I will check into this further. I will tell you what I "believe it to be".  My educated guess is that it's a "graduate" level JTAC course where the dudes become guru's on all current weapons and advanced employment tactics ( i.e use a GBU-38 version 1 vs a GBU-38 version 3 in this incident), aircraft capes etc..... I would say this course is probably for the more senior JTAC's with many years and deployments under their belt. I would think, the guys who undergo this would return to their respective ASOS's and set up in their respective training shops to become the resident experts on advanced JTACery........ I will post more info when I can get hold of it. Best Regards.


----------



## CDG (Dec 17, 2012)

Red-Dot said:


> I will check into this further. I will tell you what I "believe it to be". My educated guess is that it's a "graduate" level JTAC course where the dudes become guru's on all current weapons and advanced employment tactics ( i.e use a GBU-38 version 1 vs a GBU-38 version 3 in this incident), aircraft capes etc..... I would say this course is probably for the more senior JTAC's with many years and deployments under their belt. I would think, the guys who undergo this would return to their respective ASOS's and set up in their respective training shops to become the resident experts on advanced JTACery........ I will post more info when I can get hold of it. Best Regards.


 
Thank you for looking into it.  Much appreciated.


----------



## DA SWO (Dec 17, 2012)

Red-Dot said:


> I will check into this further. I will tell you what I "believe it to be". My educated guess is that it's a "graduate" level JTAC course where the dudes become guru's on all current weapons and advanced employment tactics ( i.e use a GBU-38 version 1 vs a GBU-38 version 3 in this incident), aircraft capes etc..... I would say this course is probably for the more senior JTAC's with many years and deployments under their belt. I would think, the guys who undergo this would return to their respective ASOS's and set up in their respective training shops to become the resident experts on advanced JTACery........ I will post more info when I can get hold of it. Best Regards.

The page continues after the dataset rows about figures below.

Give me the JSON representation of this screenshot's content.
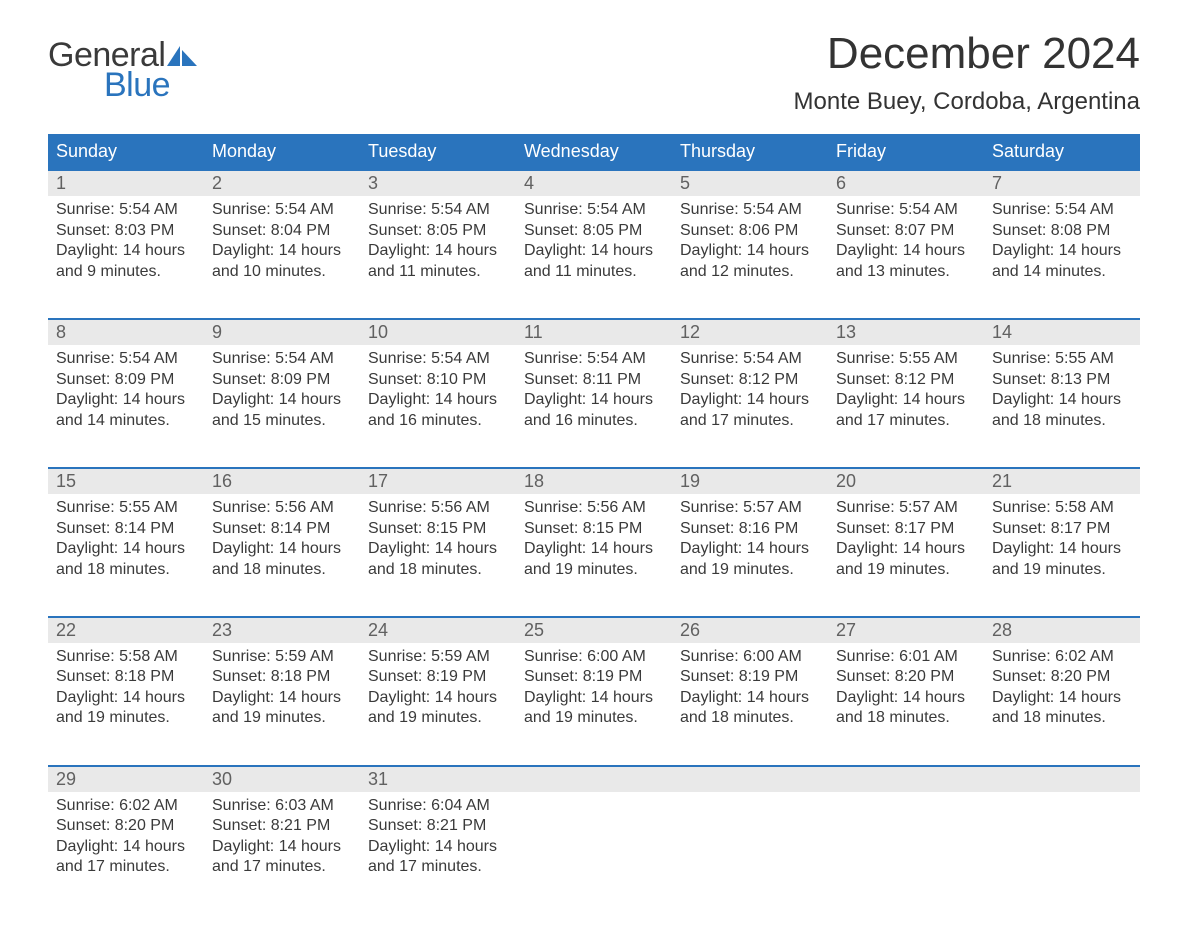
{
  "logo": {
    "word1": "General",
    "word2": "Blue",
    "color_blue": "#2a74bd",
    "color_dark": "#3a3a3a"
  },
  "title": "December 2024",
  "location": "Monte Buey, Cordoba, Argentina",
  "weekday_header_bg": "#2a74bd",
  "weekday_header_fg": "#ffffff",
  "daynum_band_bg": "#e9e9e9",
  "week_border_color": "#2a74bd",
  "body_bg": "#ffffff",
  "text_color": "#3a3a3a",
  "weekdays": [
    "Sunday",
    "Monday",
    "Tuesday",
    "Wednesday",
    "Thursday",
    "Friday",
    "Saturday"
  ],
  "weeks": [
    {
      "days": [
        {
          "n": "1",
          "sunrise": "Sunrise: 5:54 AM",
          "sunset": "Sunset: 8:03 PM",
          "day1": "Daylight: 14 hours",
          "day2": "and 9 minutes."
        },
        {
          "n": "2",
          "sunrise": "Sunrise: 5:54 AM",
          "sunset": "Sunset: 8:04 PM",
          "day1": "Daylight: 14 hours",
          "day2": "and 10 minutes."
        },
        {
          "n": "3",
          "sunrise": "Sunrise: 5:54 AM",
          "sunset": "Sunset: 8:05 PM",
          "day1": "Daylight: 14 hours",
          "day2": "and 11 minutes."
        },
        {
          "n": "4",
          "sunrise": "Sunrise: 5:54 AM",
          "sunset": "Sunset: 8:05 PM",
          "day1": "Daylight: 14 hours",
          "day2": "and 11 minutes."
        },
        {
          "n": "5",
          "sunrise": "Sunrise: 5:54 AM",
          "sunset": "Sunset: 8:06 PM",
          "day1": "Daylight: 14 hours",
          "day2": "and 12 minutes."
        },
        {
          "n": "6",
          "sunrise": "Sunrise: 5:54 AM",
          "sunset": "Sunset: 8:07 PM",
          "day1": "Daylight: 14 hours",
          "day2": "and 13 minutes."
        },
        {
          "n": "7",
          "sunrise": "Sunrise: 5:54 AM",
          "sunset": "Sunset: 8:08 PM",
          "day1": "Daylight: 14 hours",
          "day2": "and 14 minutes."
        }
      ]
    },
    {
      "days": [
        {
          "n": "8",
          "sunrise": "Sunrise: 5:54 AM",
          "sunset": "Sunset: 8:09 PM",
          "day1": "Daylight: 14 hours",
          "day2": "and 14 minutes."
        },
        {
          "n": "9",
          "sunrise": "Sunrise: 5:54 AM",
          "sunset": "Sunset: 8:09 PM",
          "day1": "Daylight: 14 hours",
          "day2": "and 15 minutes."
        },
        {
          "n": "10",
          "sunrise": "Sunrise: 5:54 AM",
          "sunset": "Sunset: 8:10 PM",
          "day1": "Daylight: 14 hours",
          "day2": "and 16 minutes."
        },
        {
          "n": "11",
          "sunrise": "Sunrise: 5:54 AM",
          "sunset": "Sunset: 8:11 PM",
          "day1": "Daylight: 14 hours",
          "day2": "and 16 minutes."
        },
        {
          "n": "12",
          "sunrise": "Sunrise: 5:54 AM",
          "sunset": "Sunset: 8:12 PM",
          "day1": "Daylight: 14 hours",
          "day2": "and 17 minutes."
        },
        {
          "n": "13",
          "sunrise": "Sunrise: 5:55 AM",
          "sunset": "Sunset: 8:12 PM",
          "day1": "Daylight: 14 hours",
          "day2": "and 17 minutes."
        },
        {
          "n": "14",
          "sunrise": "Sunrise: 5:55 AM",
          "sunset": "Sunset: 8:13 PM",
          "day1": "Daylight: 14 hours",
          "day2": "and 18 minutes."
        }
      ]
    },
    {
      "days": [
        {
          "n": "15",
          "sunrise": "Sunrise: 5:55 AM",
          "sunset": "Sunset: 8:14 PM",
          "day1": "Daylight: 14 hours",
          "day2": "and 18 minutes."
        },
        {
          "n": "16",
          "sunrise": "Sunrise: 5:56 AM",
          "sunset": "Sunset: 8:14 PM",
          "day1": "Daylight: 14 hours",
          "day2": "and 18 minutes."
        },
        {
          "n": "17",
          "sunrise": "Sunrise: 5:56 AM",
          "sunset": "Sunset: 8:15 PM",
          "day1": "Daylight: 14 hours",
          "day2": "and 18 minutes."
        },
        {
          "n": "18",
          "sunrise": "Sunrise: 5:56 AM",
          "sunset": "Sunset: 8:15 PM",
          "day1": "Daylight: 14 hours",
          "day2": "and 19 minutes."
        },
        {
          "n": "19",
          "sunrise": "Sunrise: 5:57 AM",
          "sunset": "Sunset: 8:16 PM",
          "day1": "Daylight: 14 hours",
          "day2": "and 19 minutes."
        },
        {
          "n": "20",
          "sunrise": "Sunrise: 5:57 AM",
          "sunset": "Sunset: 8:17 PM",
          "day1": "Daylight: 14 hours",
          "day2": "and 19 minutes."
        },
        {
          "n": "21",
          "sunrise": "Sunrise: 5:58 AM",
          "sunset": "Sunset: 8:17 PM",
          "day1": "Daylight: 14 hours",
          "day2": "and 19 minutes."
        }
      ]
    },
    {
      "days": [
        {
          "n": "22",
          "sunrise": "Sunrise: 5:58 AM",
          "sunset": "Sunset: 8:18 PM",
          "day1": "Daylight: 14 hours",
          "day2": "and 19 minutes."
        },
        {
          "n": "23",
          "sunrise": "Sunrise: 5:59 AM",
          "sunset": "Sunset: 8:18 PM",
          "day1": "Daylight: 14 hours",
          "day2": "and 19 minutes."
        },
        {
          "n": "24",
          "sunrise": "Sunrise: 5:59 AM",
          "sunset": "Sunset: 8:19 PM",
          "day1": "Daylight: 14 hours",
          "day2": "and 19 minutes."
        },
        {
          "n": "25",
          "sunrise": "Sunrise: 6:00 AM",
          "sunset": "Sunset: 8:19 PM",
          "day1": "Daylight: 14 hours",
          "day2": "and 19 minutes."
        },
        {
          "n": "26",
          "sunrise": "Sunrise: 6:00 AM",
          "sunset": "Sunset: 8:19 PM",
          "day1": "Daylight: 14 hours",
          "day2": "and 18 minutes."
        },
        {
          "n": "27",
          "sunrise": "Sunrise: 6:01 AM",
          "sunset": "Sunset: 8:20 PM",
          "day1": "Daylight: 14 hours",
          "day2": "and 18 minutes."
        },
        {
          "n": "28",
          "sunrise": "Sunrise: 6:02 AM",
          "sunset": "Sunset: 8:20 PM",
          "day1": "Daylight: 14 hours",
          "day2": "and 18 minutes."
        }
      ]
    },
    {
      "days": [
        {
          "n": "29",
          "sunrise": "Sunrise: 6:02 AM",
          "sunset": "Sunset: 8:20 PM",
          "day1": "Daylight: 14 hours",
          "day2": "and 17 minutes."
        },
        {
          "n": "30",
          "sunrise": "Sunrise: 6:03 AM",
          "sunset": "Sunset: 8:21 PM",
          "day1": "Daylight: 14 hours",
          "day2": "and 17 minutes."
        },
        {
          "n": "31",
          "sunrise": "Sunrise: 6:04 AM",
          "sunset": "Sunset: 8:21 PM",
          "day1": "Daylight: 14 hours",
          "day2": "and 17 minutes."
        },
        {
          "n": "",
          "sunrise": "",
          "sunset": "",
          "day1": "",
          "day2": ""
        },
        {
          "n": "",
          "sunrise": "",
          "sunset": "",
          "day1": "",
          "day2": ""
        },
        {
          "n": "",
          "sunrise": "",
          "sunset": "",
          "day1": "",
          "day2": ""
        },
        {
          "n": "",
          "sunrise": "",
          "sunset": "",
          "day1": "",
          "day2": ""
        }
      ]
    }
  ]
}
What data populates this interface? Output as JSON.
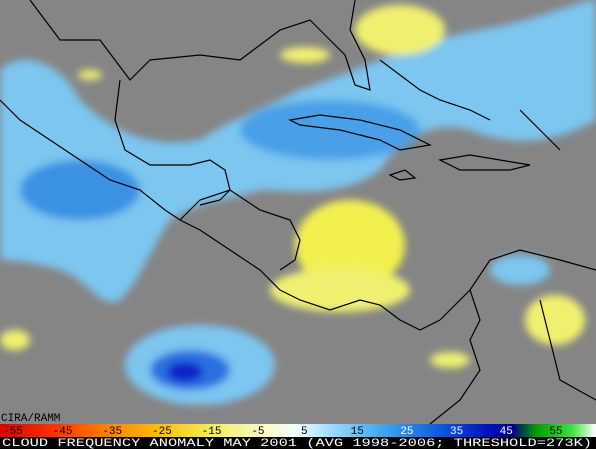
{
  "credit": "CIRA/RAMM",
  "colorbar": {
    "labels": [
      "-55",
      "-45",
      "-35",
      "-25",
      "-15",
      "-5",
      "5",
      "15",
      "25",
      "35",
      "45",
      "55"
    ]
  },
  "caption": "CLOUD FREQUENCY ANOMALY MAY 2001 (AVG 1998-2006; THRESHOLD=273K)"
}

That would be my guess, as the Weapon School is the ultimate "Train the Trainer" for big blue.
Hope the budget cuts don't decimate your career field as we (the AF) are making huge improvements, I'd hate to lose those due to funding.


----------



## Johca (Dec 22, 2012)

Or perhaps it has something to do with training ALO "wingman". 

For Rated ALOs, completion of ALOQC and SERE are required for award of the 13LXX AFSC.

Air Liaison Officer Preparatory Course (ALOPC) – not required for rated ALO’s (AFSC’s 11X, 12XX, 13B). 

Air Liaison Officer Basic Course (ALOBC) – not required for rated ALO’s (AFSC’s 11XX, 12XX, 13B). 

Air Liaison Officer Specialized Skills Course (ALOSSC) (Pending Resources) – not required for rated ALO’s (AFSC’s 11XX, 12XX, 13B). 

The first course for the rated ALO wingman is the Air Liaison Officer Qualification Course (ALOQC) taught at Nellis AFB, aka home of the USAF Weapons School.


----------